Schlüsselwörter: Teilhabe, Inklusion, Frühpädagogik, Psychoanalytische Pädagogik.
Beitrag zur Wissenschaftstheorie
Inge-Martine Pretorius
Anna Freuds Unterscheidung zwischen entwicklungs- und konfliktbasierter Psychopathologie und ihre Implikationen für therapeutische Techniken in der Kinderanalyse
Anna Freuds Entwicklungsverständnis beruhte auf der Annahme, dass die Psyche des Kindes im Vergleich zur erwachsenen Psyche unreif sei. Infolgedessen postulierte sie, dass in der Kinderanalyse andere Techniken zur Anwendung kommen müssten, auch wenn Prinzipien und Ziele der psychoanalytischen Behandlung von Erwachsenen und Kindern identisch seien. Sie unterschied daher zwischen einer Entwicklungspsychopathologie und einer konfliktbasierten Pathologie (oder infantilen Neurose). Die Behandlung dieser beiden Pathologien setzt je unterschiedliche therapeutische Techniken voraus. Anna Freud nahm an, dass die »reine Analyse« (klassische psychoanalytische Techniken) im Fall der Kindheitsneurose hilfreich sei, während die »Kinderanalyse«, später als »Entwicklungshilfe« oder »Entwicklungstherapie« bezeichnet, Kindern mit einer Entwicklungspsychopathologie helfen könne. Dieser Artikel legt Anna Freuds Denken dar und erläutert die Techniken der »Entwicklungstherapie«. Auszüge aus der Psychoanalyse eines elfjährigen Jungen illustrieren die mutative Wirkung der Entwicklungstherapie.
Schlüsselwörter: Anna Freud, Entwicklungspsychopathologie, konfliktbasierte Psychopathologie.
Hans von Lüpke und Manfred Gerspach
Übereinstimmende Symptome:
ASS und ADHS zwischen Komorbidität und gemeinsamer Bedeutung?
Der vorliegende Text soll einen Beitrag zur Debatte um ein besseres Verständnis von Verhaltensauffälligkeiten wie ADHS und ASS liefern. In der aktuellen Diskussion werden beide häufig rein formal als komorbid klassifiziert, gestützt auf neurobiologische Methodik.
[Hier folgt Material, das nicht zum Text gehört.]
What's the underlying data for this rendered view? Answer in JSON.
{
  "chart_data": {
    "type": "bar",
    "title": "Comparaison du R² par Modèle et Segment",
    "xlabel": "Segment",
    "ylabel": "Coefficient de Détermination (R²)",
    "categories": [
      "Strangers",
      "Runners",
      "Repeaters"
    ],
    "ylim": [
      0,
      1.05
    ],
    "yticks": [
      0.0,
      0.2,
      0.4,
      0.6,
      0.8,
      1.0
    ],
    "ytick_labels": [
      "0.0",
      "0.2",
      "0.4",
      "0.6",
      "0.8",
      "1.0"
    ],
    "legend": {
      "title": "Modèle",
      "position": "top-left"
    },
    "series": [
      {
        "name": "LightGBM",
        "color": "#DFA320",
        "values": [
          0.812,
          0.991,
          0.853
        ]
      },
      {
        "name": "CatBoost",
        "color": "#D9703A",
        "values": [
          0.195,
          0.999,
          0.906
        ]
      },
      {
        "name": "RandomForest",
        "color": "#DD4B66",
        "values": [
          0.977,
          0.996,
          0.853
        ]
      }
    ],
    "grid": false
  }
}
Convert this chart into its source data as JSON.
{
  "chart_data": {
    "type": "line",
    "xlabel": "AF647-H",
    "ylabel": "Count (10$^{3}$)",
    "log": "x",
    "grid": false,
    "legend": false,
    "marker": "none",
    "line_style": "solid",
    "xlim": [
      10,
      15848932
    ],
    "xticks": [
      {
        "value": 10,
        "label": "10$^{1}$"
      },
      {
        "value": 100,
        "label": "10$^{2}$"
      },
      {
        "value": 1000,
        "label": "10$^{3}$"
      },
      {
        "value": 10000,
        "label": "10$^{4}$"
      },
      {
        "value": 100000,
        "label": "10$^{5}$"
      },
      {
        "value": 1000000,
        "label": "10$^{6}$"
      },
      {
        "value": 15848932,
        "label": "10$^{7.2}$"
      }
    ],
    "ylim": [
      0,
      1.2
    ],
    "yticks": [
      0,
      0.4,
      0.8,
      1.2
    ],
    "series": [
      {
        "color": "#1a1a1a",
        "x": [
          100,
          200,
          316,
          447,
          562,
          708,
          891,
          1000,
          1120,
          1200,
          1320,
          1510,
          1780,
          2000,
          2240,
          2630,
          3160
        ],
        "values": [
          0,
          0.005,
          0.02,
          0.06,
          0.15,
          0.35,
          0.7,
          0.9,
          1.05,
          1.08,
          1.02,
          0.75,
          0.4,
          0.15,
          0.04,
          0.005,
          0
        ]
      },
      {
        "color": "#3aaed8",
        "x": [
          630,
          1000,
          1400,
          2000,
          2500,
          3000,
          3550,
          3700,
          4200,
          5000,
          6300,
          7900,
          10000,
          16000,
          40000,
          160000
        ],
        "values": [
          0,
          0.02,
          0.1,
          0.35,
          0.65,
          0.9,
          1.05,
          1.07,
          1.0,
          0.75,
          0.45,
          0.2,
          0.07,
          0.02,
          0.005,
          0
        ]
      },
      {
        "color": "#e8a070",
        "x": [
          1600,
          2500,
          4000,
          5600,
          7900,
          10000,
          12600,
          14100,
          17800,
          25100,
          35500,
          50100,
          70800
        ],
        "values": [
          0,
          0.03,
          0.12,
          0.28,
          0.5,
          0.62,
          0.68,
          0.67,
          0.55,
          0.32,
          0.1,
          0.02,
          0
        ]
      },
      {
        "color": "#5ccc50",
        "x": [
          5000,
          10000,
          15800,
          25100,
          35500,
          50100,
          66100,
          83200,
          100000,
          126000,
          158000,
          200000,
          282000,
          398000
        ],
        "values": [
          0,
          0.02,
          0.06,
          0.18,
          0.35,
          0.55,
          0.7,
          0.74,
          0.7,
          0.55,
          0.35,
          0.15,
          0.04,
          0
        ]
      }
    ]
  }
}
Dabei werden die Bedeutung von Umweltfaktoren und im Besonderen die von Kommunikation für neurobiologische und psychodynamische Prozesse vernachlässigt. Der Stellenwert dieser Zusammenhänge ist inzwischen bereits im Kontext vorgeburtlicher und transgenerationaler Traumatisierungen gut belegt. Coping Strategien und verleugnete Ängste bei Eltern wie auch die Professionellen sind wichtige Faktoren für das Risiko einer Entwicklung sowohl von ADHS wie auch von ASS. Diese gemeinsamen Faktoren werden durch die tiefenhermeneutische Analyse von Fallbeispielen demonstriert. Eine besondere Rolle kommt dabei der Mentalisierung zu. Sie bildet eine wichtige Basis zum besseren Verständnis der zugrunde liegenden gemeinsamen Dynamik für die Ausbildung von Studenten, die Arbeit mit Eltern und die Psychotherapie betroffener Kinder. Damit könnte eine rein formal technische Orientierung am Aspekt der Komorbidität überwunden werden.
Schlüsselwörter: ASS, ADHS, Nutzungsabhängigkeit des Gehirns, Störung als Beziehungsmoment, konstruktiver Umgang mit den Phänomenen ASS und ADHS.